Pair Corralation between Hyundai and Vector

Assuming the 90 days horizon Hyundai Motor Co is expected to under-perform the Vector. In addition to that, Hyundai is 13.07 times more volatile than Vector Group. It trades about -0.04 of its total potential returns per unit of risk. Vector Group is currently generating about -0.03 per unit of volatility. If you would invest  1,501  in Vector Group on November 2, 2024 and sell it today you would lose (2.00) from holding Vector Group or give up 0.13% of portfolio value over 90 days.
Time Period3 Months [change]
DirectionMoves Against 
StrengthWeak
Accuracy25.24%
ValuesDaily Returns

Hyundai Motor Co  vs.  Vector Group

 Performance 
       Timeline  
Hyundai Motor 

Risk-Adjusted Performance

0 of 100

 
Weak
 
Strong
Very Weak
Over the last 90 days Hyundai Motor Co has generated negative risk-adjusted returns adding no value to investors with long positions. Despite nearly stable basic indicators, Hyundai is not utilizing all of its potentials. The current stock price disturbance, may contribute to mid-run losses for the stockholders.
Vector Group 

Risk-Adjusted Performance

0 of 100

 
Weak
 
Strong
Very Weak
Over the last 90 days Vector Group has generated negative risk-adjusted returns adding no value to investors with long positions. Even with relatively invariable technical and fundamental indicators, Vector is not utilizing all of its potentials. The latest stock price agitation, may contribute to short-term losses for the retail investors.
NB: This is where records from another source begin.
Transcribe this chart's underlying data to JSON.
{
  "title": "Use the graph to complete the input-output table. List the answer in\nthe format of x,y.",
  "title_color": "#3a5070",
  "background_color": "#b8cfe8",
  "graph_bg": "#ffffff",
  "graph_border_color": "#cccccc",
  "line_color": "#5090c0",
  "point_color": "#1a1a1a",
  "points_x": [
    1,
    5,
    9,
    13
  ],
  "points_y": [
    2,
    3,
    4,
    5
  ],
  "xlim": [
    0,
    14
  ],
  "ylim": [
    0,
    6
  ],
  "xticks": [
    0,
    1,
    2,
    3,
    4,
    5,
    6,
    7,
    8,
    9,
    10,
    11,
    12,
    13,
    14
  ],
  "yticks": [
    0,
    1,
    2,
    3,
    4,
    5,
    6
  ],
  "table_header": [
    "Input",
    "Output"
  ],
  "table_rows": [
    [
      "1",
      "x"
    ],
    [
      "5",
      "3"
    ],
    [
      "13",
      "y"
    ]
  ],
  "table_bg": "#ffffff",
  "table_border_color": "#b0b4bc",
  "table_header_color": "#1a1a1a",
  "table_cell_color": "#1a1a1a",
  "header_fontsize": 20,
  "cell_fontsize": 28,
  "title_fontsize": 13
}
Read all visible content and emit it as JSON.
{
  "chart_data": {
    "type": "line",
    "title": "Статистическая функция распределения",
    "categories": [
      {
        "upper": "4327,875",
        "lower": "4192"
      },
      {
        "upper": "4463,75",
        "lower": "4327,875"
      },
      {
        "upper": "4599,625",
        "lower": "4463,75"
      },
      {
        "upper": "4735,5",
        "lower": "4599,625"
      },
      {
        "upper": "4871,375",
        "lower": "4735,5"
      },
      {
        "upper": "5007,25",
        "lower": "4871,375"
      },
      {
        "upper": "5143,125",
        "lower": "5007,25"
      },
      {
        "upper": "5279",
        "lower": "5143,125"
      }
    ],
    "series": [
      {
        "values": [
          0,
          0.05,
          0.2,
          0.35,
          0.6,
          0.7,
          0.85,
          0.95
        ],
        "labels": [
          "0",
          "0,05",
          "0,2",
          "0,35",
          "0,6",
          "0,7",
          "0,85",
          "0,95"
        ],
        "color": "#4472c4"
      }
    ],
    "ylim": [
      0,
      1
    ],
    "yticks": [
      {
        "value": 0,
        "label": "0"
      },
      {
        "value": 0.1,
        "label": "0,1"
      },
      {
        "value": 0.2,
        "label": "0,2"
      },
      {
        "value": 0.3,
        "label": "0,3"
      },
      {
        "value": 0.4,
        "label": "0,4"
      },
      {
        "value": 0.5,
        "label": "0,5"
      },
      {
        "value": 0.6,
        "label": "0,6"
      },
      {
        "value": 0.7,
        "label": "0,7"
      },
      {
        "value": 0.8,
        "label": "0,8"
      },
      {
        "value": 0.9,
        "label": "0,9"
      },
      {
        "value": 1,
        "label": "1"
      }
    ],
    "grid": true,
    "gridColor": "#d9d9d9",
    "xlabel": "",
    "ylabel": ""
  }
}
Hyundai and Vector Volatility Contrast

   Predicted Return Density   
       Returns  

Pair Trading with Hyundai and Vector

The main advantage of trading using opposite Hyundai and Vector positions is that it hedges away some unsystematic risk. Because of two separate transactions, even if Hyundai position performs unexpectedly, Vector can make up some of the losses. Pair trading also minimizes risk from directional movements in the market. For example, if an entire industry or sector drops because of unexpected headlines, the short position in Vector will offset losses from the drop in Vector's long position.
The idea behind Hyundai Motor Co and Vector Group pairs trading is to make the combined position market-neutral, meaning the overall market's direction will not affect its win or loss (or potential downside or upside). This can be achieved by designing a pairs trade with two highly correlated stocks or equities that operate in a similar space or sector, making it possible to obtain profits through simple and relatively low-risk investment.
Check out your portfolio center.
Note that this page's information should be used as a complementary analysis to find the right mix of equity instruments to add to your existing portfolios or create a brand new portfolio. You can also try the Bollinger Bands module to use Bollinger Bands indicator to analyze target price for a given investing horizon.